There is a simple reason why proponents of independence regularly urge the Scottish element of unionist parties to breakaway from their UK domain. It is not necessarily because they believe it will make them stronger but rather because it will make Scotland appear more independent.

A nation that has a separate legal system, a separate education system, separate political parties and a separate Parliament always has a decent chance of being a separate country. This factor may not be at the forefront of unionist parties’ thinking as they sift through the wreckage of their respective 2011 campaigns but to what extent they wish to be seen as ‘Scottish’ political parties will be a top discussion point for each of them.

Labour specifically has always had a difficult time being Scottish within a UK group, swinging between criticising the SNP for trying to ‘own’ the Saltire and waving that same flag as much as it can, on occasion, seemingly trying to ‘win’ it back.

For me, Lord Foulkes has typified the unease and awkward narrative that Labour has plagued itself with. The former Lothians MSP’s complaints that Scotrail trains would have a Saltire livery and his criticism that the SNP were making things better and ‘doing it on purpose’ never really stacked up.

So, should Labour, as many seem to be suggesting, wrap itself in a Saltire at future elections?

A persuasive argument for such a move was the rather bizarre cameo appearances from Balls, Miliband and Izzard during the election campaign. Their contribution was always unclear, trying to enunciate a knife crime policy that they had no link to and then sermonising on UK economics that just felt irrelevant given the context, before hopping on a train in the afternoon and out of the fray. Ed Miliband held Scotland up as a springboard to success at Westminster but then spent May 6th in Kent to celebrate a half-decent performance down there in the garden of England. The Labour leader may have been better served heading North and showing real leadership by commiserating with his colleagues.

For me, Labour’s solution is not to split off its Scottish element away from London HQ, as the Nats would wish it. The solution is simply to improve communication between London and Edinburgh. A party blueprint for policy at Westminster and how a Holyrood agenda can dovetail into that blueprint, or vice versa, should in theory be a powerful campaign weapon, particularly against an SNP that only ever has one side of the cross-border approach to a problem at its disposal.

For renewable power, joined up thinking and cohesive pledges on the Grid (UK policy) and Scotland’s renewable revolution (largely Holyrood’s area) should have been a no-brainer for any of the Westminster-led parties, the Olympics come to the UK next year but no-one sold the Scottish benefits that I could see and even seemingly distinct policy areas such as health and education could have come with the refrain that increased spending in London under Labour means more spending, with shared intellectual economies of scale, under Labour in Edinburgh.
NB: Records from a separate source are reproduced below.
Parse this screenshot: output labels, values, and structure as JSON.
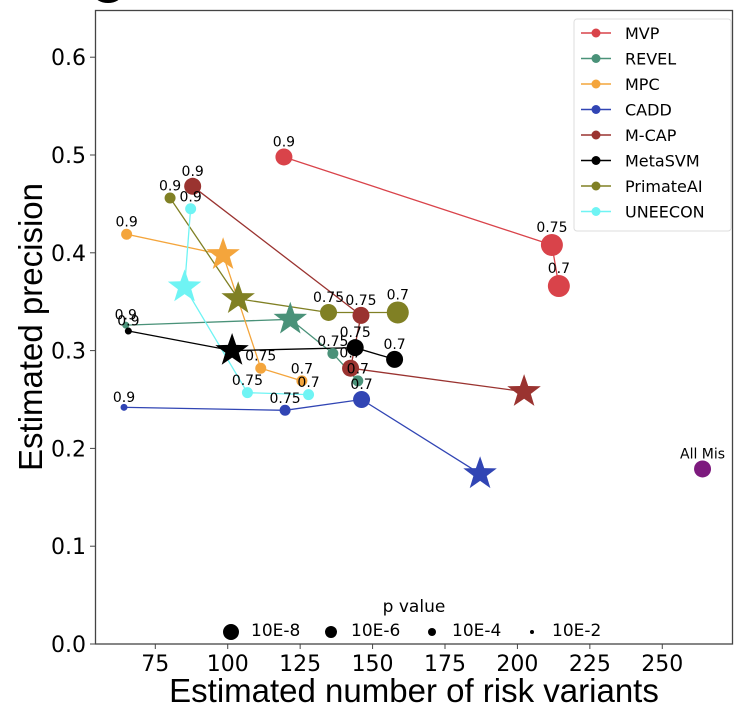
{
  "chart_data": {
    "type": "scatter",
    "title": "",
    "xlabel": "Estimated number of risk variants",
    "ylabel": "Estimated precision",
    "xlim": [
      55,
      276
    ],
    "ylim": [
      0.0,
      0.645
    ],
    "xticks": [
      75,
      100,
      125,
      150,
      175,
      200,
      225,
      250
    ],
    "yticks": [
      0.0,
      0.1,
      0.2,
      0.3,
      0.4,
      0.5,
      0.6
    ],
    "xtick_labels": [
      "75",
      "100",
      "125",
      "150",
      "175",
      "200",
      "225",
      "250"
    ],
    "ytick_labels": [
      "0.0",
      "0.1",
      "0.2",
      "0.3",
      "0.4",
      "0.5",
      "0.6"
    ],
    "grid": false,
    "legend_position": "top-right",
    "series": [
      {
        "name": "MVP",
        "color": "#d9434a",
        "points": [
          {
            "x": 119.4,
            "y": 0.498,
            "label": "0.9",
            "pvalue": "10E-6",
            "marker": "circle"
          },
          {
            "x": 211.9,
            "y": 0.408,
            "label": "0.75",
            "pvalue": "10E-8",
            "marker": "circle"
          },
          {
            "x": 214.3,
            "y": 0.366,
            "label": "0.7",
            "pvalue": "10E-8",
            "marker": "circle"
          }
        ]
      },
      {
        "name": "REVEL",
        "color": "#4a9279",
        "points": [
          {
            "x": 64.8,
            "y": 0.326,
            "label": "0.9",
            "pvalue": "10E-2",
            "marker": "circle"
          },
          {
            "x": 121.6,
            "y": 0.332,
            "label": "",
            "pvalue": "10E-8",
            "marker": "star"
          },
          {
            "x": 136.3,
            "y": 0.297,
            "label": "0.75",
            "pvalue": "10E-4",
            "marker": "circle"
          },
          {
            "x": 144.9,
            "y": 0.269,
            "label": "0.7",
            "pvalue": "10E-4",
            "marker": "circle"
          }
        ]
      },
      {
        "name": "MPC",
        "color": "#f4a53c",
        "points": [
          {
            "x": 65.1,
            "y": 0.419,
            "label": "0.9",
            "pvalue": "10E-4",
            "marker": "circle"
          },
          {
            "x": 98.4,
            "y": 0.398,
            "label": "",
            "pvalue": "10E-8",
            "marker": "star"
          },
          {
            "x": 111.4,
            "y": 0.282,
            "label": "0.75",
            "pvalue": "10E-4",
            "marker": "circle"
          },
          {
            "x": 125.6,
            "y": 0.269,
            "label": "0.7",
            "pvalue": "10E-4",
            "marker": "circle"
          }
        ]
      },
      {
        "name": "CADD",
        "color": "#3145b4",
        "points": [
          {
            "x": 64.2,
            "y": 0.242,
            "label": "0.9",
            "pvalue": "10E-2",
            "marker": "circle"
          },
          {
            "x": 119.8,
            "y": 0.239,
            "label": "0.75",
            "pvalue": "10E-4",
            "marker": "circle"
          },
          {
            "x": 146.2,
            "y": 0.25,
            "label": "0.7",
            "pvalue": "10E-6",
            "marker": "circle"
          },
          {
            "x": 187.1,
            "y": 0.174,
            "label": "",
            "pvalue": "10E-8",
            "marker": "star"
          }
        ]
      },
      {
        "name": "M-CAP",
        "color": "#9a3330",
        "points": [
          {
            "x": 87.9,
            "y": 0.468,
            "label": "0.9",
            "pvalue": "10E-6",
            "marker": "circle"
          },
          {
            "x": 146.0,
            "y": 0.336,
            "label": "0.75",
            "pvalue": "10E-6",
            "marker": "circle"
          },
          {
            "x": 142.4,
            "y": 0.282,
            "label": "0.7",
            "pvalue": "10E-6",
            "marker": "circle"
          },
          {
            "x": 202.3,
            "y": 0.258,
            "label": "",
            "pvalue": "10E-8",
            "marker": "star"
          }
        ]
      },
      {
        "name": "MetaSVM",
        "color": "#000000",
        "points": [
          {
            "x": 65.7,
            "y": 0.32,
            "label": "0.9",
            "pvalue": "10E-2",
            "marker": "circle"
          },
          {
            "x": 101.5,
            "y": 0.3,
            "label": "",
            "pvalue": "10E-8",
            "marker": "star"
          },
          {
            "x": 144.0,
            "y": 0.303,
            "label": "0.75",
            "pvalue": "10E-6",
            "marker": "circle"
          },
          {
            "x": 157.6,
            "y": 0.291,
            "label": "0.7",
            "pvalue": "10E-6",
            "marker": "circle"
          }
        ]
      },
      {
        "name": "PrimateAI",
        "color": "#808024",
        "points": [
          {
            "x": 80.1,
            "y": 0.456,
            "label": "0.9",
            "pvalue": "10E-4",
            "marker": "circle"
          },
          {
            "x": 103.6,
            "y": 0.353,
            "label": "",
            "pvalue": "10E-8",
            "marker": "star"
          },
          {
            "x": 134.8,
            "y": 0.339,
            "label": "0.75",
            "pvalue": "10E-6",
            "marker": "circle"
          },
          {
            "x": 158.7,
            "y": 0.339,
            "label": "0.7",
            "pvalue": "10E-8",
            "marker": "circle"
          }
        ]
      },
      {
        "name": "UNEECON",
        "color": "#6ff4f4",
        "points": [
          {
            "x": 87.2,
            "y": 0.445,
            "label": "0.9",
            "pvalue": "10E-4",
            "marker": "circle"
          },
          {
            "x": 85.1,
            "y": 0.365,
            "label": "",
            "pvalue": "10E-8",
            "marker": "star"
          },
          {
            "x": 106.8,
            "y": 0.257,
            "label": "0.75",
            "pvalue": "10E-4",
            "marker": "circle"
          },
          {
            "x": 127.9,
            "y": 0.255,
            "label": "0.7",
            "pvalue": "10E-4",
            "marker": "circle"
          }
        ]
      }
    ],
    "extra_points": [
      {
        "name": "All Mis",
        "x": 263.9,
        "y": 0.179,
        "label": "All Mis",
        "color": "#7d1a7e",
        "pvalue": "10E-6",
        "marker": "circle"
      }
    ],
    "size_legend": {
      "title": "p value",
      "entries": [
        "10E-8",
        "10E-6",
        "10E-4",
        "10E-2"
      ]
    }
  }
}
It’s more subtle than ‘now that the Tories are back’ but it is also surely more persuasive and effective. It is basically an explanation of how any union divided can compliment strictly devolved policies but it was curiously absent over the past month or two and it is curiously absent now.

Scotland and Britain used to get its knickers in a twist over Andy Murray and what colours were on his sweatbands and what flag he would hoist if he won a competition. That distraction soon made way for a nationwide acceptance that the guy was an ace tennis player and it really didn’t matter who he belonged to. Labour should learn from that and start realising that it doesn’t matter what colours it is draped in, it is what is under the bonnet that counts.